Keep an Eye Out: Genetic Problems in the American Paint Horse

Like many horse breeds, the American Paint Horse is susceptible to a number of genetic problems. The most common is called “lethal white syndrome,” or LWS. Also known as Overo Lethal White Syndrome (OLWS), Lethal White Overo (LWO), and Overo Lethal White Foal Syndrome (OLWFS), LWS is an autosomal genetic disorder. It affects foals born late, or after the full 11-month gestation period. Externally, they appear to be normal, though they often have all-white or nearly all-white coats with blue eyes. Unfortunately, internally, these foals have a nonfunctioning colon. Within a few hours of birth, signs of colic may appear, resulting in death several days later.


This disorder is linked to the recessive gene associated with the frame overo pattern; horses that are heterozygous carriers of the gene do not develop the condition and are, most often, physically healthy. It is recommended that horses born homozygous for the LWS gene be humanely euthanized shortly after birth.

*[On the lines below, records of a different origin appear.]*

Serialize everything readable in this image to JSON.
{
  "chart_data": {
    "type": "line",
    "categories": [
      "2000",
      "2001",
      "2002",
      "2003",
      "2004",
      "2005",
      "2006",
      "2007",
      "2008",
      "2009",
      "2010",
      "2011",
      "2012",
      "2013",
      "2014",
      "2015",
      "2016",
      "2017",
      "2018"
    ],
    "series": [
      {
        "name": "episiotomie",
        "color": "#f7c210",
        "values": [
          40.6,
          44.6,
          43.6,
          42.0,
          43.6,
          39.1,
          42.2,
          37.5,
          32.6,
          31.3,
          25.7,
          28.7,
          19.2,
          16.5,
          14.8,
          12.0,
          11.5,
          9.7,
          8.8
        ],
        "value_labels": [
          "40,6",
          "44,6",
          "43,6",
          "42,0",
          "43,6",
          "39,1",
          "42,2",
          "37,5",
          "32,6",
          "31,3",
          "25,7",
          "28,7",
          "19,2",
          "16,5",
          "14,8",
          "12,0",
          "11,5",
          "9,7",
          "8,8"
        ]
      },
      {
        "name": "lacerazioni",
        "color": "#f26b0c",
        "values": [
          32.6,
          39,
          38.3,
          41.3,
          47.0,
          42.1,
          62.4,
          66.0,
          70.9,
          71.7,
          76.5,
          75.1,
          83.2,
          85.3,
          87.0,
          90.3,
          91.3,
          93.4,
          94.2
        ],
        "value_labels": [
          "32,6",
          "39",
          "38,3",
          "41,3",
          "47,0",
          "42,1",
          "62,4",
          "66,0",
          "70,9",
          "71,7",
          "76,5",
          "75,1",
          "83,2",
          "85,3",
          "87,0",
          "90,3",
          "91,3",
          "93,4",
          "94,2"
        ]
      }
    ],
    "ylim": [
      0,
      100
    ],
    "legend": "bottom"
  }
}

The American Paint Horse is also susceptible to genetic disorders such as Hyperkalemic Periodic Paralysis (HYPP), Hereditary Equine Regional Dermal Asthenia (HERDA), Equine polysaccharide storage myopathy (PSSM), Malignant hyperthermia (MH), and Glycogen Branching Enzyme Deficiency (GBED). Additionally the influence of Thoroughbred breeding puts some bloodlines at higher risk for Wobbler’s syndrome, which affects the cervical vertebrae.

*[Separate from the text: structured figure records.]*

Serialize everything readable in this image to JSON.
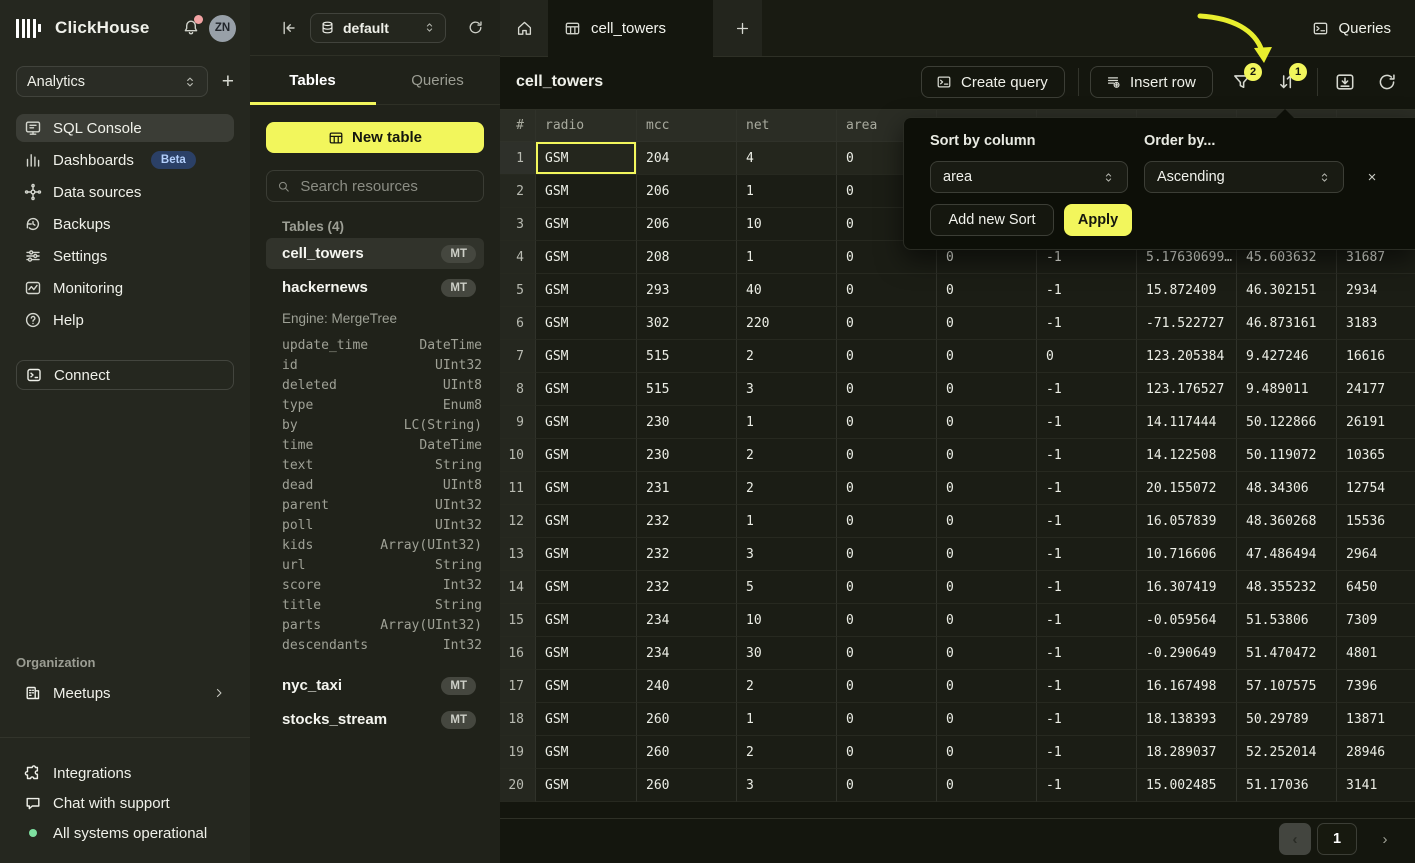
{
  "colors": {
    "accent": "#f2f65c",
    "beta_badge_bg": "#2b4066",
    "status_green": "#7ee0a0",
    "annotation_arrow": "#e8ee2e"
  },
  "brand": {
    "name": "ClickHouse",
    "avatar": "ZN",
    "workspace": "Analytics"
  },
  "sidebar": {
    "items": [
      {
        "label": "SQL Console",
        "icon": "sql-console-icon",
        "active": true
      },
      {
        "label": "Dashboards",
        "icon": "dashboards-icon",
        "badge": "Beta"
      },
      {
        "label": "Data sources",
        "icon": "data-sources-icon"
      },
      {
        "label": "Backups",
        "icon": "backups-icon"
      },
      {
        "label": "Settings",
        "icon": "settings-icon"
      },
      {
        "label": "Monitoring",
        "icon": "monitoring-icon"
      },
      {
        "label": "Help",
        "icon": "help-icon"
      }
    ],
    "connect_label": "Connect",
    "org_label": "Organization",
    "meetups_label": "Meetups",
    "footer_items": [
      {
        "label": "Integrations",
        "icon": "integrations-icon"
      },
      {
        "label": "Chat with support",
        "icon": "chat-icon"
      },
      {
        "label": "All systems operational",
        "icon": "status-dot"
      }
    ]
  },
  "explorer": {
    "database": "default",
    "tabs": [
      {
        "label": "Tables",
        "active": true
      },
      {
        "label": "Queries",
        "active": false
      }
    ],
    "new_table_label": "New table",
    "search_placeholder": "Search resources",
    "section_label": "Tables (4)",
    "tables": [
      {
        "name": "cell_towers",
        "badge": "MT",
        "selected": true
      },
      {
        "name": "hackernews",
        "badge": "MT",
        "engine": "Engine: MergeTree",
        "columns": [
          {
            "name": "update_time",
            "type": "DateTime"
          },
          {
            "name": "id",
            "type": "UInt32"
          },
          {
            "name": "deleted",
            "type": "UInt8"
          },
          {
            "name": "type",
            "type": "Enum8"
          },
          {
            "name": "by",
            "type": "LC(String)"
          },
          {
            "name": "time",
            "type": "DateTime"
          },
          {
            "name": "text",
            "type": "String"
          },
          {
            "name": "dead",
            "type": "UInt8"
          },
          {
            "name": "parent",
            "type": "UInt32"
          },
          {
            "name": "poll",
            "type": "UInt32"
          },
          {
            "name": "kids",
            "type": "Array(UInt32)"
          },
          {
            "name": "url",
            "type": "String"
          },
          {
            "name": "score",
            "type": "Int32"
          },
          {
            "name": "title",
            "type": "String"
          },
          {
            "name": "parts",
            "type": "Array(UInt32)"
          },
          {
            "name": "descendants",
            "type": "Int32"
          }
        ]
      },
      {
        "name": "nyc_taxi",
        "badge": "MT"
      },
      {
        "name": "stocks_stream",
        "badge": "MT"
      }
    ]
  },
  "main": {
    "open_tab": "cell_towers",
    "queries_button": "Queries",
    "title": "cell_towers",
    "toolbar": {
      "create_query": "Create query",
      "insert_row": "Insert row",
      "filter_badge": "2",
      "sort_badge": "1"
    },
    "grid": {
      "headers": [
        "#",
        "radio",
        "mcc",
        "net",
        "area",
        "",
        "",
        "",
        "",
        ""
      ],
      "rows": [
        [
          "1",
          "GSM",
          "204",
          "4",
          "0",
          "",
          "",
          "",
          "",
          ""
        ],
        [
          "2",
          "GSM",
          "206",
          "1",
          "0",
          "",
          "",
          "",
          "",
          ""
        ],
        [
          "3",
          "GSM",
          "206",
          "10",
          "0",
          "",
          "",
          "",
          "",
          ""
        ],
        [
          "4",
          "GSM",
          "208",
          "1",
          "0",
          "0",
          "-1",
          "5.17630699…",
          "45.603632",
          "31687"
        ],
        [
          "5",
          "GSM",
          "293",
          "40",
          "0",
          "0",
          "-1",
          "15.872409",
          "46.302151",
          "2934"
        ],
        [
          "6",
          "GSM",
          "302",
          "220",
          "0",
          "0",
          "-1",
          "-71.522727",
          "46.873161",
          "3183"
        ],
        [
          "7",
          "GSM",
          "515",
          "2",
          "0",
          "0",
          "0",
          "123.205384",
          "9.427246",
          "16616"
        ],
        [
          "8",
          "GSM",
          "515",
          "3",
          "0",
          "0",
          "-1",
          "123.176527",
          "9.489011",
          "24177"
        ],
        [
          "9",
          "GSM",
          "230",
          "1",
          "0",
          "0",
          "-1",
          "14.117444",
          "50.122866",
          "26191"
        ],
        [
          "10",
          "GSM",
          "230",
          "2",
          "0",
          "0",
          "-1",
          "14.122508",
          "50.119072",
          "10365"
        ],
        [
          "11",
          "GSM",
          "231",
          "2",
          "0",
          "0",
          "-1",
          "20.155072",
          "48.34306",
          "12754"
        ],
        [
          "12",
          "GSM",
          "232",
          "1",
          "0",
          "0",
          "-1",
          "16.057839",
          "48.360268",
          "15536"
        ],
        [
          "13",
          "GSM",
          "232",
          "3",
          "0",
          "0",
          "-1",
          "10.716606",
          "47.486494",
          "2964"
        ],
        [
          "14",
          "GSM",
          "232",
          "5",
          "0",
          "0",
          "-1",
          "16.307419",
          "48.355232",
          "6450"
        ],
        [
          "15",
          "GSM",
          "234",
          "10",
          "0",
          "0",
          "-1",
          "-0.059564",
          "51.53806",
          "7309"
        ],
        [
          "16",
          "GSM",
          "234",
          "30",
          "0",
          "0",
          "-1",
          "-0.290649",
          "51.470472",
          "4801"
        ],
        [
          "17",
          "GSM",
          "240",
          "2",
          "0",
          "0",
          "-1",
          "16.167498",
          "57.107575",
          "7396"
        ],
        [
          "18",
          "GSM",
          "260",
          "1",
          "0",
          "0",
          "-1",
          "18.138393",
          "50.29789",
          "13871"
        ],
        [
          "19",
          "GSM",
          "260",
          "2",
          "0",
          "0",
          "-1",
          "18.289037",
          "52.252014",
          "28946"
        ],
        [
          "20",
          "GSM",
          "260",
          "3",
          "0",
          "0",
          "-1",
          "15.002485",
          "51.17036",
          "3141"
        ]
      ],
      "selected_row_index": 0,
      "selected_cell": {
        "row": 0,
        "col": 1
      }
    },
    "sort_popup": {
      "sort_label": "Sort by column",
      "sort_value": "area",
      "order_label": "Order by...",
      "order_value": "Ascending",
      "add_button": "Add new Sort",
      "apply_button": "Apply",
      "close": "×"
    },
    "pagination": {
      "prev": "‹",
      "page": "1",
      "next": "›"
    }
  }
}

Though it is impossible to prevent a Paint Horse from developing a genetic disorder (aside from the humane termination of specific bloodlines), it is necessary to routinely and continuously undergo testing for preventable ailments. Coggins tests can easily detect the presence of Equine Infectious Anemia, and equine health profiles offer fast and affordable diagnostic testing. The health and happiness of your Paint Horse is in your hands.